Reputation: 20592
This question is closely related to my new findings, regarding this question.
Is there any way to preserve the in stream data of php://memory
or php://temp
between handles? I read (somewhere I can't source off hand) that subsequent openings of the aforementioned streams clears existing data.
$mem1 = fopen('php://memory', 'r+');
fwrite($mem1, 'hello world');
rewind($mem1);
fpassthru($mem1); // "hello world"
$mem2 = fopen('php://memory', 'r+');
rewind($mem2);
fpassthru($mem2); // empty
So again my question is, is there anyway to force existing data to persist in stream when creating a new handle to it?

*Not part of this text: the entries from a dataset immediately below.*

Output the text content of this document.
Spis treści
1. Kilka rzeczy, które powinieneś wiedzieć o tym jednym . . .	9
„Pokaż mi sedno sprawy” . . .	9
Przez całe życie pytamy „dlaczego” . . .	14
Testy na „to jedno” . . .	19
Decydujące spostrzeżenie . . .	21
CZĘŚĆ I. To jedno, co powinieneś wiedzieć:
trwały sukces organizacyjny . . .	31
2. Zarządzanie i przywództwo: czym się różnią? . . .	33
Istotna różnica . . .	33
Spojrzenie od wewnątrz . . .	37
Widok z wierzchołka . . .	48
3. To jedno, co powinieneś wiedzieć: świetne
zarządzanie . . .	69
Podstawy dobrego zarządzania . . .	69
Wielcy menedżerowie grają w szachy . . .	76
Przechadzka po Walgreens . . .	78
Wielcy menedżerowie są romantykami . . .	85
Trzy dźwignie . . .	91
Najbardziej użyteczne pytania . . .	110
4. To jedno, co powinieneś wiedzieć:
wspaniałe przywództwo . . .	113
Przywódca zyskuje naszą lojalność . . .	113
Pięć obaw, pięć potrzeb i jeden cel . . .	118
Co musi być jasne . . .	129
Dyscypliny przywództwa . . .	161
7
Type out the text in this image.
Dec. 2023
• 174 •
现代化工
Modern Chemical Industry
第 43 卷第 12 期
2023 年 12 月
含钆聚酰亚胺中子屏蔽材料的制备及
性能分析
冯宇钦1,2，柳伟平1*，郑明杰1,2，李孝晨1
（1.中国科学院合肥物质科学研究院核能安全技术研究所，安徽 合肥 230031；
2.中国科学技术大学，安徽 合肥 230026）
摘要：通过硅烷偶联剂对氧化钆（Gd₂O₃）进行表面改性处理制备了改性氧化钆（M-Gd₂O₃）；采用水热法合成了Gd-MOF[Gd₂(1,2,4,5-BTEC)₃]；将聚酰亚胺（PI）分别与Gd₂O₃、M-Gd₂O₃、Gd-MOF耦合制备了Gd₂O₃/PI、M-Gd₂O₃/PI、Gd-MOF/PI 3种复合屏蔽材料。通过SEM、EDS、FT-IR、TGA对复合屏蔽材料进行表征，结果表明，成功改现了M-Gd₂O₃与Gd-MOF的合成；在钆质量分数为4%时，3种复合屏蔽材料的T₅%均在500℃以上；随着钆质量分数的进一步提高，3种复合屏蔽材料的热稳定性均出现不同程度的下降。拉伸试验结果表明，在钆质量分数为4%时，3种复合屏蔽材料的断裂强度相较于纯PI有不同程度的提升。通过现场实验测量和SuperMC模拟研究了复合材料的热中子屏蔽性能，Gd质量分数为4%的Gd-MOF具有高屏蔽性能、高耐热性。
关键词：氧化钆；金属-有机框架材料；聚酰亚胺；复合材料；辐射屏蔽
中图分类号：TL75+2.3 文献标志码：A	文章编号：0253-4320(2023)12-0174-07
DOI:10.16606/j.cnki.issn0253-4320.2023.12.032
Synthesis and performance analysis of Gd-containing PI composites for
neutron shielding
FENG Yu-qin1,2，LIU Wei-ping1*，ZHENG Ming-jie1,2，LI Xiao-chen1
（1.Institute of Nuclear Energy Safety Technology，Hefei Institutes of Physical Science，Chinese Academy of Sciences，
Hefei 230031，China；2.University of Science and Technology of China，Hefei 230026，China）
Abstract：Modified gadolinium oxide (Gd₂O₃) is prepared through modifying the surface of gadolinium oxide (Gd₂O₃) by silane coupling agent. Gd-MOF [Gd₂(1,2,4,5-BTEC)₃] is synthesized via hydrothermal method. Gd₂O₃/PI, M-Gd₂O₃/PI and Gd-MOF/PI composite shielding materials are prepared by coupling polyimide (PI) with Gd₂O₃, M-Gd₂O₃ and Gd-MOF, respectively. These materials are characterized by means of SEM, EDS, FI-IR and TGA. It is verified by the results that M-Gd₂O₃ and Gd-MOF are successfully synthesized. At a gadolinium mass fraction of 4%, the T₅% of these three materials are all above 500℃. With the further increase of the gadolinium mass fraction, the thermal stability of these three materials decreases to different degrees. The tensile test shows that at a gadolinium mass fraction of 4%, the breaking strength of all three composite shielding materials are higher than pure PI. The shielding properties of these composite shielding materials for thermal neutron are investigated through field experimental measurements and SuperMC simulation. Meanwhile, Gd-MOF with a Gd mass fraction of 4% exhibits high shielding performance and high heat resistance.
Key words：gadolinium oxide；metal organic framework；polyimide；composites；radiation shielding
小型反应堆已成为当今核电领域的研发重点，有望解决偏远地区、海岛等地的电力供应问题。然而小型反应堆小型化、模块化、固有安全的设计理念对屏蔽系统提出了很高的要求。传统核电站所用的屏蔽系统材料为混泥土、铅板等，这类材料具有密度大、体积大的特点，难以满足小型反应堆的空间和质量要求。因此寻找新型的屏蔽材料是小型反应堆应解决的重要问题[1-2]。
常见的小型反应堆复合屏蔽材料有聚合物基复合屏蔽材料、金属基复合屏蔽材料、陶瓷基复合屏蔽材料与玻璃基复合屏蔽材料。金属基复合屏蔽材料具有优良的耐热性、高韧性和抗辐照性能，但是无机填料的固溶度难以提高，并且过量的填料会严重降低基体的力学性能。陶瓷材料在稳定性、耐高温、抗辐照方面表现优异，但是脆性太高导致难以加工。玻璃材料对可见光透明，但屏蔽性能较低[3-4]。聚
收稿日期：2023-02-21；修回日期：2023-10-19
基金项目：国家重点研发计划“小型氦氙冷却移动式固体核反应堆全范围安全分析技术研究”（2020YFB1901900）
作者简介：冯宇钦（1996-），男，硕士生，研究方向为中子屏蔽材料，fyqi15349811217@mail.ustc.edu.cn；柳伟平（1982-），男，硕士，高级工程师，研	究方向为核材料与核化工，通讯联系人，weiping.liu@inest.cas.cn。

(The latter call to fpassthru()
would of course dump hello world
given this is possible)
Upvotes: 1
Views: 4475
Reputation: 8559
The handlers are unique, so you'll have to pass the handler, or (god forbid) keep the handler global
$GLOBALS['my_global_memory_stream']=fopen('php://memory','r+');
Upvotes: 0
Reputation: 2057
If you need in-memory virtual stream that persists data you can use https://github.com/mikey179/vfsStream - although it's mainly used for testing I/O operations it should fulfill your requirements - it stores data within internal objects which are identified by virtual URLs so you can access same data in memory by accessing same URL.
Upvotes: 0
Reputation: 131881
Opening one of the pseudo-streams php://temp
or php://memory
always opens a new stream, what means, that every stream your open this way is unique. So you can't read the content of the stream you have previously written to another one.